Ma lì lo fanno con professionalità, cominciando con uno studio per capire se può funzionare, se piace, come piace e quando piace. Non promettono nulla ma regalano un cellulare da 100 dollari alle mille cavie che si sottopongono al test

Boulder (USA) - Prima di lanciare un servizio che paga chi si dichiara disponibile a ricevere messaggini pubblicitari sul telefonino, nella Grande Mela c'è chi ha intenzione di studiare su mille persone se la cosa ha un senso, che cosa ha un senso e in che modo può avere un senso.

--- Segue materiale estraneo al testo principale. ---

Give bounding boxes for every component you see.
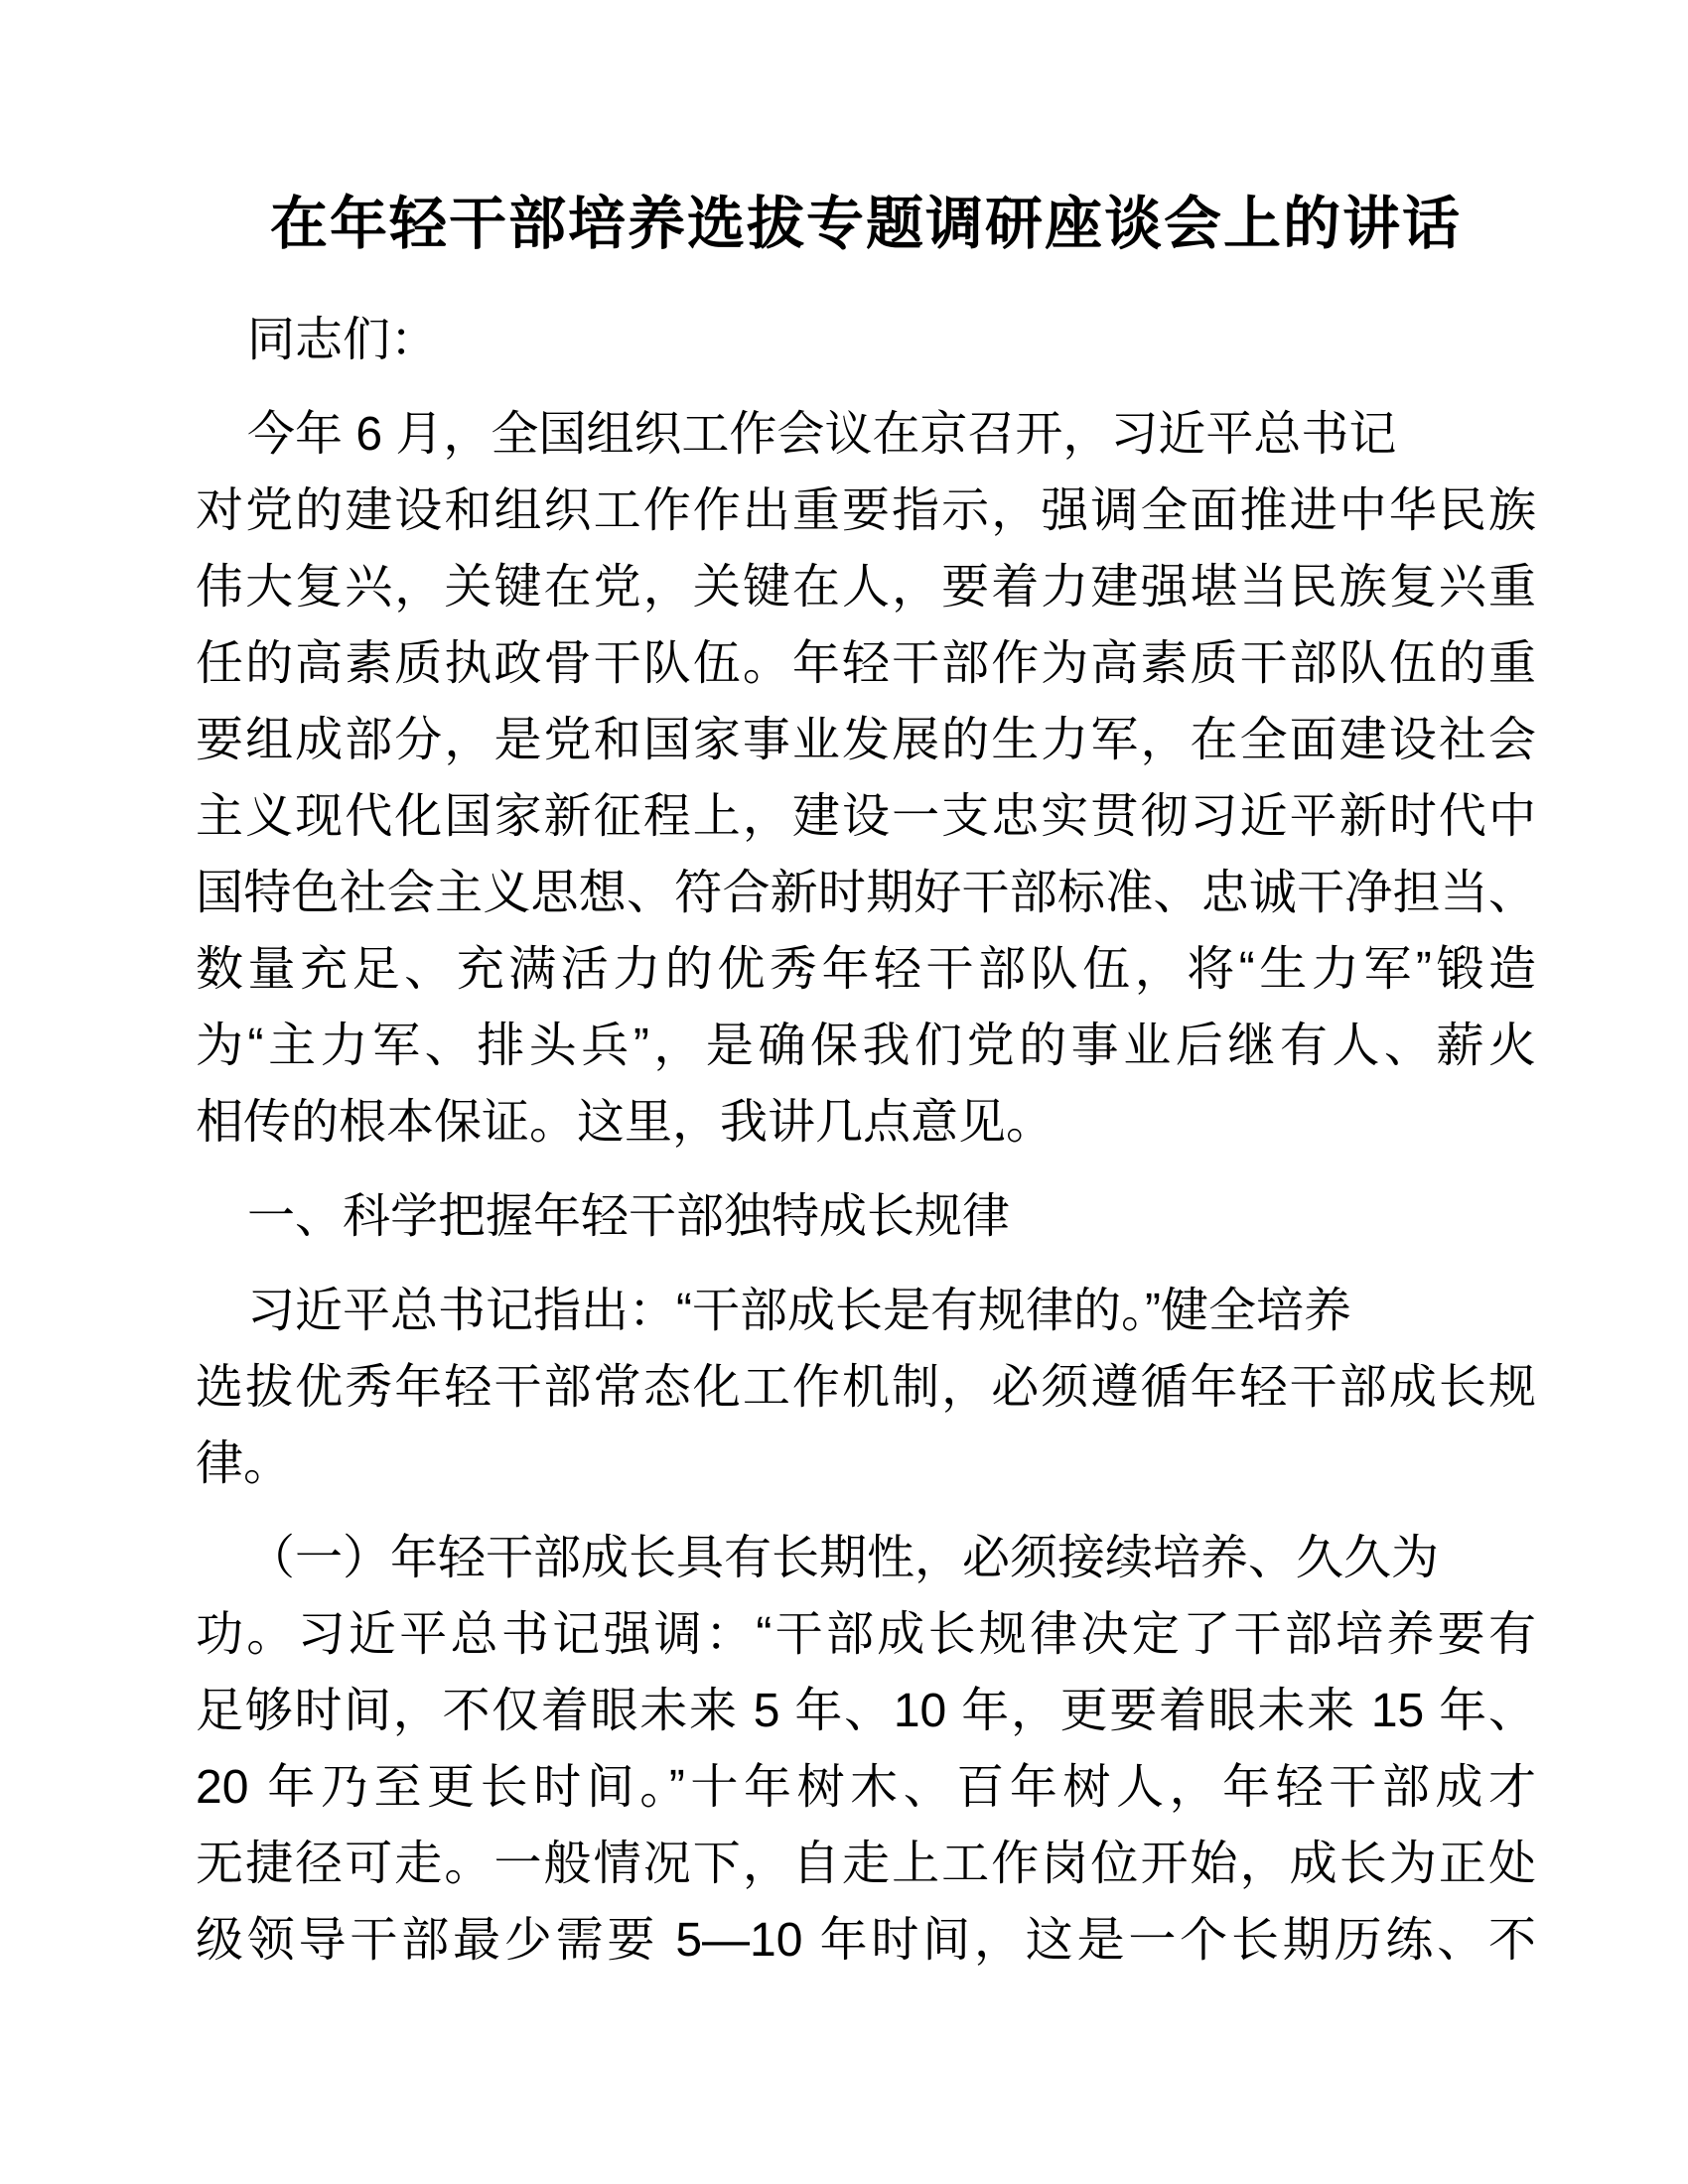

A studiare la situazione è la SkyGo, il cui boss sostiene che "nessuno in realtà vuole ricevere pubblicità. Ma i consumatori vedono la pubblicità come informazione se è personalizzata e conveniente. Ed è qui che gli spot wireless possono fare la differenza".

In pratica da domani SkyGo inizierà i propri test su un campione di mille utenti nella città di Boulder, in Colorado, inviando alle sue "cavie", annunci pubblicitari di aziende locali e nazionali. Chi ha deciso di partecipare al test cedendo i propri dati e informazioni personali e accettando di ricevere per quattro mesi diversi messaggi al giorno, riceverà "in regalo" un telefonino Ericsson da 100 dollari e servizi wireless scontati da AT&T.
L'obiettivo del test è capire quali tipologie di pubblicità non vanno giù agli utenti di telefonia mobile, quali sono percepite come più utili, quanto lunghi dovrebbero essere i testi e via dicendo.

Insomma, una bella differenza con quanto è accaduto fin qui con certe aziende nostrane di cui lungamente si è parlato e che ancora oggi rastrellano dati personali sulla Rete in cambio di fantomatici servizi.